頬に詰め物をしていたり髪の色などは3色くらい使い分けていて、メークはもちろん眼鏡をかけてみたり自然なカモフラージュがすごく上手いと感じたと陽太は言っていた。

陽太は全く恐れ入ったが、変装術は習いたいくらいだと言って皆に引かれていた。

6人の男を相手にしている所を見るとかなり焦っているのではと夏目は推測した。

そして圭介が優弥が現場を去る前にその近辺には似合わない高級車が止まっていたのでその写真を撮ったのだが、それが圭介の弟でOGグループの副社長の車だったのだと皆に言った。

第二秘書の森脇がどうも大井小百合に関係していたらしい、陽太の尾行の写真の中に森脇も写っていた。

悠介と第二秘書は圭介に調査を頼む前に住所だけでも調べてみようと、その周りのマンションのポストをチェックしていたらしい。

ここでの話はもちろん機密事項だ。皆それはわかっている。

圭介は鴻池に担当の棚橋刑事に今日の夜でも明日の朝でもいいので話をしたいので、時間を取って貰えないか聞いてほしいと言った。

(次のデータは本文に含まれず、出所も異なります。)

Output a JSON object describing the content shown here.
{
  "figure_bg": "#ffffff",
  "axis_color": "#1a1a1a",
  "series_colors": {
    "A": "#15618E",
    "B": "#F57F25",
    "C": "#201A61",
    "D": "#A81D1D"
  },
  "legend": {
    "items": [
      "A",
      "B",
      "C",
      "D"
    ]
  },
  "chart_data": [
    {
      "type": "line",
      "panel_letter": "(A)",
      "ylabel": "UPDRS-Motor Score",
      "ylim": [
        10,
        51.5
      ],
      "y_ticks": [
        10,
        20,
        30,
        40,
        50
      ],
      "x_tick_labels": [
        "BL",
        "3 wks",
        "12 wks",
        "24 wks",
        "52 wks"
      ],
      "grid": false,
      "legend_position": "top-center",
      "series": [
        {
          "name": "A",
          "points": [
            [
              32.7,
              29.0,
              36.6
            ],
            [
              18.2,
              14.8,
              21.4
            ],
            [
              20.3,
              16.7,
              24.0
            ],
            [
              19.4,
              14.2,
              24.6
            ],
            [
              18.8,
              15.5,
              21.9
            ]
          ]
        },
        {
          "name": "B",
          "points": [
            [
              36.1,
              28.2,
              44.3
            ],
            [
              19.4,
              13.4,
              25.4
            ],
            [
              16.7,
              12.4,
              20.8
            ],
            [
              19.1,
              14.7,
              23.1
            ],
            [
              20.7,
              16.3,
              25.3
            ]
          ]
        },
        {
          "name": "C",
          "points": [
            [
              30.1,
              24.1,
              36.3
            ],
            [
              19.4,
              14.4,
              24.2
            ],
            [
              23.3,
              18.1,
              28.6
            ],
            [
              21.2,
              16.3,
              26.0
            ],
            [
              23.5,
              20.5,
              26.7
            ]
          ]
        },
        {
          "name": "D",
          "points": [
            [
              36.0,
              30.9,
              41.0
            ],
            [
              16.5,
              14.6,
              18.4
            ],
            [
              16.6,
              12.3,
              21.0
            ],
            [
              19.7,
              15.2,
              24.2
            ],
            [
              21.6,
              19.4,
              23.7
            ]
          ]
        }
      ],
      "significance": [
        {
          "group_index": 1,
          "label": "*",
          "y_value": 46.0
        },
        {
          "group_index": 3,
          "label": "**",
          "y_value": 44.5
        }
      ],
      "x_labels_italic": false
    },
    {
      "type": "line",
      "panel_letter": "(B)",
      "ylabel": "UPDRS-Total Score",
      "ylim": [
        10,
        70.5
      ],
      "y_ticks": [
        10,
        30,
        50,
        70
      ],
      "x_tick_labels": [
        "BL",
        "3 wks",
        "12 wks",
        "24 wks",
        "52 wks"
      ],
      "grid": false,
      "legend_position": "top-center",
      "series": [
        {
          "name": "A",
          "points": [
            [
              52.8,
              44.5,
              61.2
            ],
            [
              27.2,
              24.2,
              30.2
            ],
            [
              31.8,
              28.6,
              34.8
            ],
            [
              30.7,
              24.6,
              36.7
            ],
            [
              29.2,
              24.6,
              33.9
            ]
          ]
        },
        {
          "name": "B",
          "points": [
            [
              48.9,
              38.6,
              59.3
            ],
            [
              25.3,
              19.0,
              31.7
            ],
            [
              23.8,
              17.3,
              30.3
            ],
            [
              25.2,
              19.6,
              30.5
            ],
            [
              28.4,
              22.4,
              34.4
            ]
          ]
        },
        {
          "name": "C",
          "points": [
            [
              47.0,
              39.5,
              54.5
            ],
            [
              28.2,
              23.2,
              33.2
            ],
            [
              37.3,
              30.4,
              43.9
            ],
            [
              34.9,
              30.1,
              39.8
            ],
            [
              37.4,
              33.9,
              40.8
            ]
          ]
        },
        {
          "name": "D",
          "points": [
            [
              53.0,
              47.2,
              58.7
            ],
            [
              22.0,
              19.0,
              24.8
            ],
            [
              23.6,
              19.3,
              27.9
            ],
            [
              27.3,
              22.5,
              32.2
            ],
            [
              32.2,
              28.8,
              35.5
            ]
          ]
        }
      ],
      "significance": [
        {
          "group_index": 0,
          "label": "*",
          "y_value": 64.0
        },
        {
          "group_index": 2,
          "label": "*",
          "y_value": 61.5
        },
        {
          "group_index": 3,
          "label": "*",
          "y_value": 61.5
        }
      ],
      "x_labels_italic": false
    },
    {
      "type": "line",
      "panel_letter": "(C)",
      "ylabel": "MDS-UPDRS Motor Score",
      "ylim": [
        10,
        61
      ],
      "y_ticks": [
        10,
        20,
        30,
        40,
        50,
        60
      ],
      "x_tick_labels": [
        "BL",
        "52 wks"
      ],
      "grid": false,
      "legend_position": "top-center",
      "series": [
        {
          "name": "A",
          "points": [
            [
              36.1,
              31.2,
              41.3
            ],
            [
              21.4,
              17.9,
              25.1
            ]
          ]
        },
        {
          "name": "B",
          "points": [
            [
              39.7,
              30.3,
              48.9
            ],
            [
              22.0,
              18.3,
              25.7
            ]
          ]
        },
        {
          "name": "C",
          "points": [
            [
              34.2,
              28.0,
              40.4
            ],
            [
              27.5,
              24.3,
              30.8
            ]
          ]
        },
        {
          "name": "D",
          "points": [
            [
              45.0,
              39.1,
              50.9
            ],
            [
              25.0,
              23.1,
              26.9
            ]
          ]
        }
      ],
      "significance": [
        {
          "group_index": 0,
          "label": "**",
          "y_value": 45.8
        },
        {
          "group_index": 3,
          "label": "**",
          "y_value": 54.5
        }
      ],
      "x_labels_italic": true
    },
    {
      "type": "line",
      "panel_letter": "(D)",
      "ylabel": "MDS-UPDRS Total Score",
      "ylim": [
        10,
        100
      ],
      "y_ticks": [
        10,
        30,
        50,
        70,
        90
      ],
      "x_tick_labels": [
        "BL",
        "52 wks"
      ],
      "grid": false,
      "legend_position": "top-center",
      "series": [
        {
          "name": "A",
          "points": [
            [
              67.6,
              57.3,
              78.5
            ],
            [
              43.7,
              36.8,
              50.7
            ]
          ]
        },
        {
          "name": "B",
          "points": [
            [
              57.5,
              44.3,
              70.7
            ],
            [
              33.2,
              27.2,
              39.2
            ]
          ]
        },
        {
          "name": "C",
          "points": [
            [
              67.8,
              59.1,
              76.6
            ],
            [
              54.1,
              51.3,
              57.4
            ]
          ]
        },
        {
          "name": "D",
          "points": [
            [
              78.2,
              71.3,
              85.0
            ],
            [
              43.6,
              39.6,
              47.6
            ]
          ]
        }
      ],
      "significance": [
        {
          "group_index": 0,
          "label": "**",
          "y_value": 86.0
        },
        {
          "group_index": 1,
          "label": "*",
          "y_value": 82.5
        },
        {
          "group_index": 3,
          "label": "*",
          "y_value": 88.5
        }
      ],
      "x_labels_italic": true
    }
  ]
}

圭介は悠介と第二秘書の森脇を連れて事情説明をしたいし、こちらから渡せる情報もあると、その旨伝えて欲しいと言った。

圭介達の事務所はこの事件にどっぷりとつかってしまっている。

その経緯も説明しなければならないだろう。

鴻池はすぐに佐倉刑事を通して棚橋刑事と連絡を取って、明日の朝9時にここ渋谷の事務所に来てくれると言った。

OGグループの副社長を警察に来させるのは色々都合が悪いだろうと言う配慮をしてくれたのだ。

殺人事件の帳場(捜査本部)が立っている浅草警察署にはマスコミの記者がかなり詰めている。

痛くない腹を探られる必要はないと考慮してくれたようだ。ありがたい。


そうして次の日の朝9時に、圭介、悠介、悠介の第二秘書と棚橋刑事が渋谷の事務所に集まった。

棚橋刑事は温厚そうな50代の男性で、カリカリしているタイプの刑事ではない。

ここで会う事を提案してくれた時からそういうタイプではないと思ってはいたが、圭介はまずほっとしたようだ。

探偵事務所の所長として、圭介が順序だてて、話をしていった。